Firms move to cities as slow internet hits business
Published 30/05/2016 | 02:30
Rural groups have pleaded with the Government to speed up its broadband roll-out, claiming firms are moving away because of the lack of internet available to one in three homes and businesses.
"A lot of companies are telling us they were waiting to see if they'd get broadband next year," said Seamus Boland, chief executive of Irish Rural Link, which represents 500 community groups around the country.
"But now that it's been pushed out until 2022, they're telling us that they've stayed in the sticks long enough and are moving to the city. We're now looking at depopulation.
"Students who would normally come home are now staying in Dublin because they don't have the internet at home," he added.
The pleas come after a survey from Amarach Research and Vodafone revealed one-in-four rural residents would consider moving to urban areas because of broadband.
And Irish companies that were able to survive on low broadband speeds before say it is commercially unviable to do so anymore.
"Without a proper, fast internet connection we're absolutely dead in the water," said Seamus Quinn, managing director of MyItDepartment.ie, based in Athleague, Co Roscommon.
"Business has changed. We switched over to a cloud-based system last year. We were in Roscommon town and while the broadband was OK for a while, it was holding us back."
Mr Quinn's company recently moved to a facility close to a broadband mast in a rural part of Roscommon. The company was told it would have to dig its own fibre connection if it wanted city-speed broadband.
"The connection is only a mile away but we were told we'd need to dig it ourselves," he said.
"So we searched for a wireless company. We now pay €700 per month for a 100 megabit connection. For us the cost is OK because we're an online company, but you can't tell a farm supply company up the road they have to pay €700 a month for broadband. It's not viable."
According to the Government's rural survey figures, 757,000 rural homes and businesses remain outside modern broadband infrastructure. That figure equates to a third of all Irish premises.
The Government's National Broadband Plan is scheduled to connect all of the rural premises to fibre-speed broadband in a public-private partnership deal. However, delays to the plan mean the roll-out will not now begin until mid-2017, while completion is set for 2022.

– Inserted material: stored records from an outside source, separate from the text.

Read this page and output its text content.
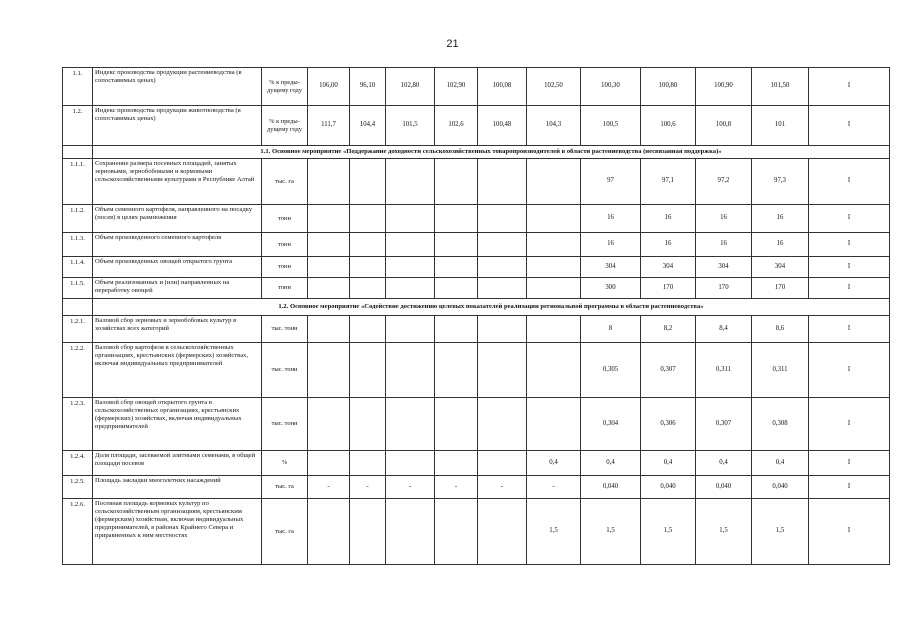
21
1.1.	Индекс производства продукции растениеводства (в сопоставимых ценах)	% к преды-дущему году	106,00	96,10	102,80	102,90	100,08	102,50	100,30	100,80	100,90	101,50	I
1.2.	Индекс производства продукции животноводства (в сопоставимых ценах)	% к преды-дущему году	111,7	104,4	101,5	102,6	100,48	104,3	100,5	100,6	100,8	101	I
	1.1. Основное мероприятие «Поддержание доходности сельскохозяйственных товаропроизводителей в области растениеводства (несвязанная поддержка)»												
1.1.1.	Сохранение размера посевных площадей, занятых зерновыми, зернобобовыми и кормовыми сельскохозяйственными культурами в Республике Алтай	тыс. га							97	97,1	97,2	97,3	I
1.1.2.	Объем семенного картофеля, направленного на посадку (посев) в целях размножения	тонн							16	16	16	16	I
1.1.3.	Объем произведенного семенного картофеля	тонн							16	16	16	16	I
1.1.4.	Объем произведенных овощей открытого грунта	тонн							304	304	304	304	I
1.1.5.	Объем реализованных и (или) направленных на переработку овощей	тонн							300	170	170	170	I
	1.2. Основное мероприятие «Содействие достижению целевых показателей реализации региональной программы в области растениеводства»												
1.2.1.	Валовой сбор зерновых и зернобобовых культур в хозяйствах всех категорий	тыс. тонн							8	8,2	8,4	8,6	I
1.2.2.	Валовой сбор картофеля в сельскохозяйственных организациях, крестьянских (фермерских) хозяйствах, включая индивидуальных предпринимателей	тыс. тонн							0,305	0,307	0,311	0,311	I
1.2.3.	Валовой сбор овощей открытого грунта в сельскохозяйственных организациях, крестьянских (фермерских) хозяйствах, включая индивидуальных предпринимателей	тыс. тонн							0,304	0,306	0,307	0,308	I
1.2.4.	Доля площади, засеваемой элитными семенами, в общей площади посевов	%						0,4	0,4	0,4	0,4	0,4	I
1.2.5.	Площадь закладки многолетних насаждений	тыс. га	-	-	-	-	-	-	0,040	0,040	0,040	0,040	I
1.2.6.	Посевная площадь кормовых культур по сельскохозяйственным организациям, крестьянским (фермерским) хозяйствам, включая индивидуальных предпринимателей, в районах Крайнего Севера и приравненных к ним местностях	тыс. га						1,5	1,5	1,5	1,5	1,5	I
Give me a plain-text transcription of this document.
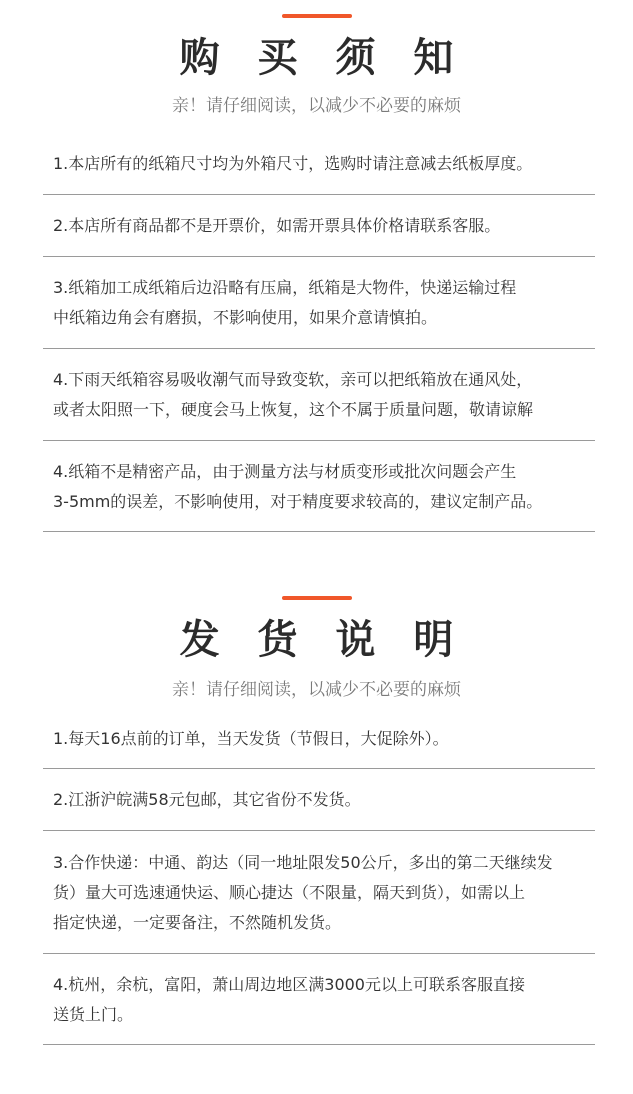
购 买 须 知
亲！请仔细阅读，以减少不必要的麻烦
1.本店所有的纸箱尺寸均为外箱尺寸，选购时请注意减去纸板厚度。
2.本店所有商品都不是开票价，如需开票具体价格请联系客服。
3.纸箱加工成纸箱后边沿略有压扁，纸箱是大物件，快递运输过程
中纸箱边角会有磨损，不影响使用，如果介意请慎拍。
4.下雨天纸箱容易吸收潮气而导致变软，亲可以把纸箱放在通风处，
或者太阳照一下，硬度会马上恢复，这个不属于质量问题，敬请谅解
4.纸箱不是精密产品，由于测量方法与材质变形或批次问题会产生
3-5mm的误差，不影响使用，对于精度要求较高的，建议定制产品。
发 货 说 明
亲！请仔细阅读，以减少不必要的麻烦
1.每天16点前的订单，当天发货（节假日，大促除外）。
2.江浙沪皖满58元包邮，其它省份不发货。
3.合作快递：中通、韵达（同一地址限发50公斤，多出的第二天继续发
货）量大可选速通快运、顺心捷达（不限量，隔天到货），如需以上
指定快递，一定要备注，不然随机发货。
4.杭州，余杭，富阳，萧山周边地区满3000元以上可联系客服直接
送货上门。
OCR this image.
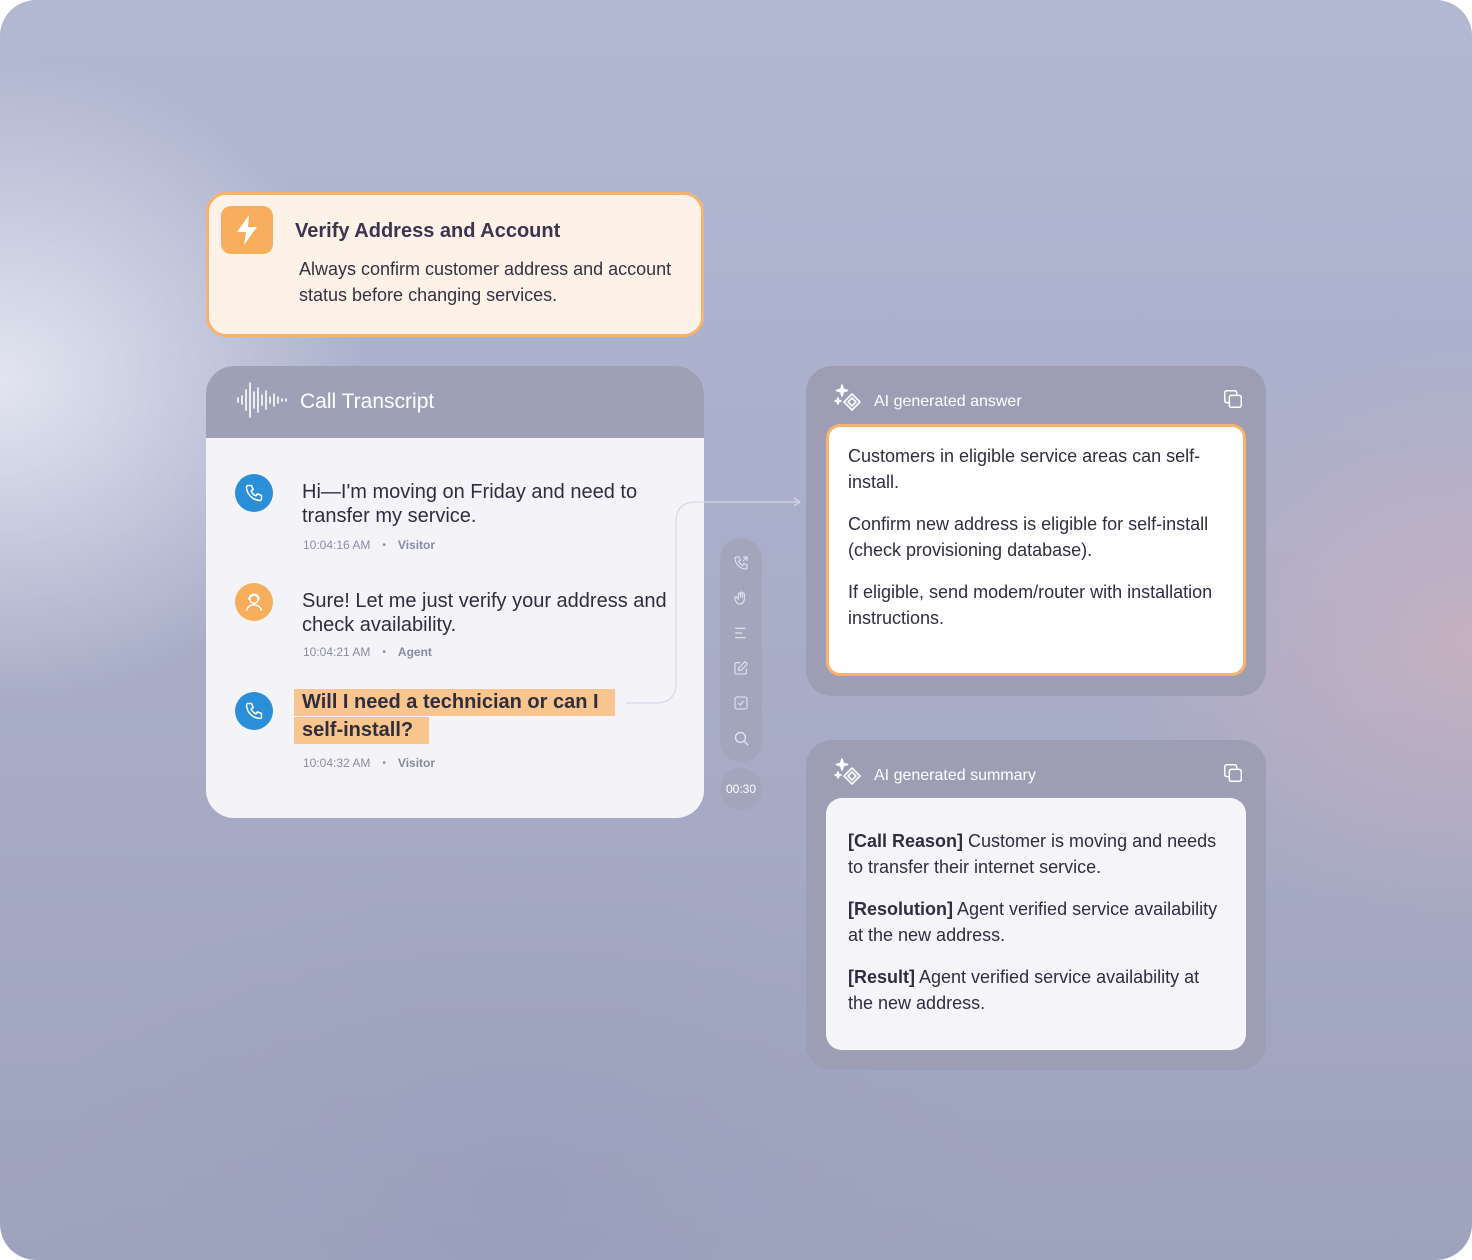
Verify Address and Account
Always confirm customer address and account status before changing services.
Call Transcript
Hi—I'm moving on Friday and need to transfer my service.
10:04:16 AM • Visitor
Sure! Let me just verify your address and check availability.
10:04:21 AM • Agent
Will I need a technician or can I
self-install?
10:04:32 AM • Visitor
00:30
AI generated answer

Customers in eligible service areas can self-install.

Confirm new address is eligible for self-install (check provisioning database).

If eligible, send modem/router with installation instructions.

AI generated summary

[Call Reason] Customer is moving and needs to transfer their internet service.

[Resolution] Agent verified service availability at the new address.

[Result] Agent verified service availability at the new address.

Last week, a number of Ireland's biggest broadband operators said that the rural roll-out could happen "much quicker" than 2022.
"Once the contract is signed, we can do anything if we put our mind to it," said Vodafone Ireland chief executive Anne O'Leary. "We can certainly do it within three years."
Of rural homes that have some form of broadband, almost one-in-four uses the internet at home for work, according to the latest survey from Amarach and Vodafone. And nearly 150,000 of those say they would choose to avoid commuting some or all of the time because they can connect to work through the internet.
"Businesses and potential employees won't consider places with poor broadband infrastructure," said Gerard O'Neill, chairman of Amarach Research.
"It also suggests that having proper broadband improves the chance of attracting returning emigrants, many with skills."
Communications Minister Denis Naughten said he planned to investigate 4G mobile coverage as an "interim" solution to the lack of broadband. However, the Government has yet to provide any detail of such proposals.